Como era um governo minoritário, dependia dos aliados na assembleia municipal.
Quando o apoio lhe foi negado, demitiu-se em vez de fazer cedências. Esteve 49
dias no poder e a sua coerência fez com que visse aumentar o número de adeptos
depois da demissão.
Perplexo, perguntei
a um colega e amigo, que durante 42 anos fora militante do Partido Comunista da
Índia e durante 20 anos membro do comitê central, o que o levara a aderir ao
AAP: “fomos vítimas do veneno com que liquidamos os nossos melhores,
favorecendo uma burocracia cujo objetivo era manter-se no poder a qualquer
preço.
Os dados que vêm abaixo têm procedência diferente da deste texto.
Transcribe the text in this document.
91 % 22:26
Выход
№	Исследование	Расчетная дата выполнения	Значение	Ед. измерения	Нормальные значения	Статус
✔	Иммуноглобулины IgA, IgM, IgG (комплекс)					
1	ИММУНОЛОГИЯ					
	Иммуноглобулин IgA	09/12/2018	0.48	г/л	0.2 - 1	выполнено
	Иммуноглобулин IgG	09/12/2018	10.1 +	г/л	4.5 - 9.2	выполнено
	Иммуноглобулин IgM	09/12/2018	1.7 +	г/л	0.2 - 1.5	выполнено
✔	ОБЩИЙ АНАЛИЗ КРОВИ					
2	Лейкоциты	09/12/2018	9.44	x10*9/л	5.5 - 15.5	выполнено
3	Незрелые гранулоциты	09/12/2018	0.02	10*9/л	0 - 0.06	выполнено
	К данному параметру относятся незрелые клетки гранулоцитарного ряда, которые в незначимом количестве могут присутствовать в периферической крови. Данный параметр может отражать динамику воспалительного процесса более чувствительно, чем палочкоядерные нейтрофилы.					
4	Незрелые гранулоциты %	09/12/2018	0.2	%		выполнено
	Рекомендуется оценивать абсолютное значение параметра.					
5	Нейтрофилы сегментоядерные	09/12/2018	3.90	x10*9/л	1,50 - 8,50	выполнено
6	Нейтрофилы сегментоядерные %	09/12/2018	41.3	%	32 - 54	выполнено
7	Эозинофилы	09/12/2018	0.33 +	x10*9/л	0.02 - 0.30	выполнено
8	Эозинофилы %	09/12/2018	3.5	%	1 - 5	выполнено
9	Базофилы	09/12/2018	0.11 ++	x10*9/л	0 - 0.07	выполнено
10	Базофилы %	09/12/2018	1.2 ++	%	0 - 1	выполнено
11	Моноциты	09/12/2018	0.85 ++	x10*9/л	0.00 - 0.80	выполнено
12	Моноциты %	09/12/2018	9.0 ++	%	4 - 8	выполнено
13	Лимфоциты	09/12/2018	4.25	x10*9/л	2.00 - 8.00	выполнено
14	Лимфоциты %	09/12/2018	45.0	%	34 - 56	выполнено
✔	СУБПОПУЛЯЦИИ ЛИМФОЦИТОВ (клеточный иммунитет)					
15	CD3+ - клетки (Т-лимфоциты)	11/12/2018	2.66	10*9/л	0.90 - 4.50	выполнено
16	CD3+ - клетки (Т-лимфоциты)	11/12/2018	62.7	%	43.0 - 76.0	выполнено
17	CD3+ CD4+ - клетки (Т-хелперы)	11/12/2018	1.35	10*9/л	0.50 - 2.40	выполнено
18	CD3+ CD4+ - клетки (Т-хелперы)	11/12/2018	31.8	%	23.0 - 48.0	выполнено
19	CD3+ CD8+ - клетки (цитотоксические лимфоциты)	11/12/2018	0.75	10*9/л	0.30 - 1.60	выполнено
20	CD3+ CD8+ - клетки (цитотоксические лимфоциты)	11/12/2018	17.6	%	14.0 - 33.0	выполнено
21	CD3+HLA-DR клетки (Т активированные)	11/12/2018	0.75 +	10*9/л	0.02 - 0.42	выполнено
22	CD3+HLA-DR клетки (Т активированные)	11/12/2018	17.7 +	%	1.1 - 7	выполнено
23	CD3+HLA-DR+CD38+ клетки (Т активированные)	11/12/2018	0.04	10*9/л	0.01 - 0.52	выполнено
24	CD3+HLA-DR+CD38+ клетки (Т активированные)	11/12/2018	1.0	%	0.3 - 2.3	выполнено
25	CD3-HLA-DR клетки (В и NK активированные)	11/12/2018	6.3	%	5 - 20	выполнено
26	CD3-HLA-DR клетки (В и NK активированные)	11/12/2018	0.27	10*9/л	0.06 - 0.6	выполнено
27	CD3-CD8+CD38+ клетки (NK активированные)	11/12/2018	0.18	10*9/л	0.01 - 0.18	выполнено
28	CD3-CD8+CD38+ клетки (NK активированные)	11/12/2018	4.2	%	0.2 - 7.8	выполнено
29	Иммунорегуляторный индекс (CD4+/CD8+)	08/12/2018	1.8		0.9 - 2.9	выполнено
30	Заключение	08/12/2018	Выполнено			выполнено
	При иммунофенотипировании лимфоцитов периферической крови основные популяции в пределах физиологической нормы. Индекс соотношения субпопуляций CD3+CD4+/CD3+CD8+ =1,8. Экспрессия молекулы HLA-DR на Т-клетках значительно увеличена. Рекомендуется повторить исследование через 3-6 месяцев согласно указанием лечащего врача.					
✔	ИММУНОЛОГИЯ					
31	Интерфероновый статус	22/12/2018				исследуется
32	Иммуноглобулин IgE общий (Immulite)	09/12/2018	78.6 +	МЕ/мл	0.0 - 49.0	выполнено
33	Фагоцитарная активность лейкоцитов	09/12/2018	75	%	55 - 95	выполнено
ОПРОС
É tempo de começar de novo e como militante-voluntário de base”. Outro
colega e amigo, socialista e votante fiel do Partido do Congresso (o
centro-esquerda indiano): “aderi quando vi o AAP enfrentar Mukesh Ambani, o
homem mais rico da Ásia, cujo poder de fixar as tarifas de eletricidade é tão
grande quanto o de nomear e demitir ministros, incluindo os do meu partido”.
Suspeito que tarde
ou cedo vai surgir em Portugal o partido do homem e da mulher comuns. Já tem
nome e muitos adeptos. Chamar-se-á Partido do 25 de Abril. Quarenta anos depois
da Revolução, será a resposta política aos que, aproveitando um momento de
debilidade, destruíram em três anos o que construímos durante quarenta anos. O
25 de Abril é o nome do português e da portuguesa comum cuja dignidade não está
à venda no mercado dos mercenários, onde todos os dias se vende o país. Será um
partido de tipo novo que estará presente na política portuguesa, quer se
constitua ou não. Se se constituir, terá o voto de muitas e muitos; se não se
constituir, terá igualmente o voto de muitas e muitos, na forma de voto em
branco. Por uma ou por outra via, o Partido do 25 de Abril não esperará pelo
próximo livro de Joseph Stiglitz, Prêmio Nobel da Economia, onde ele explicará
como o FMI destruiu o Sul da Europa com a conivência da UE.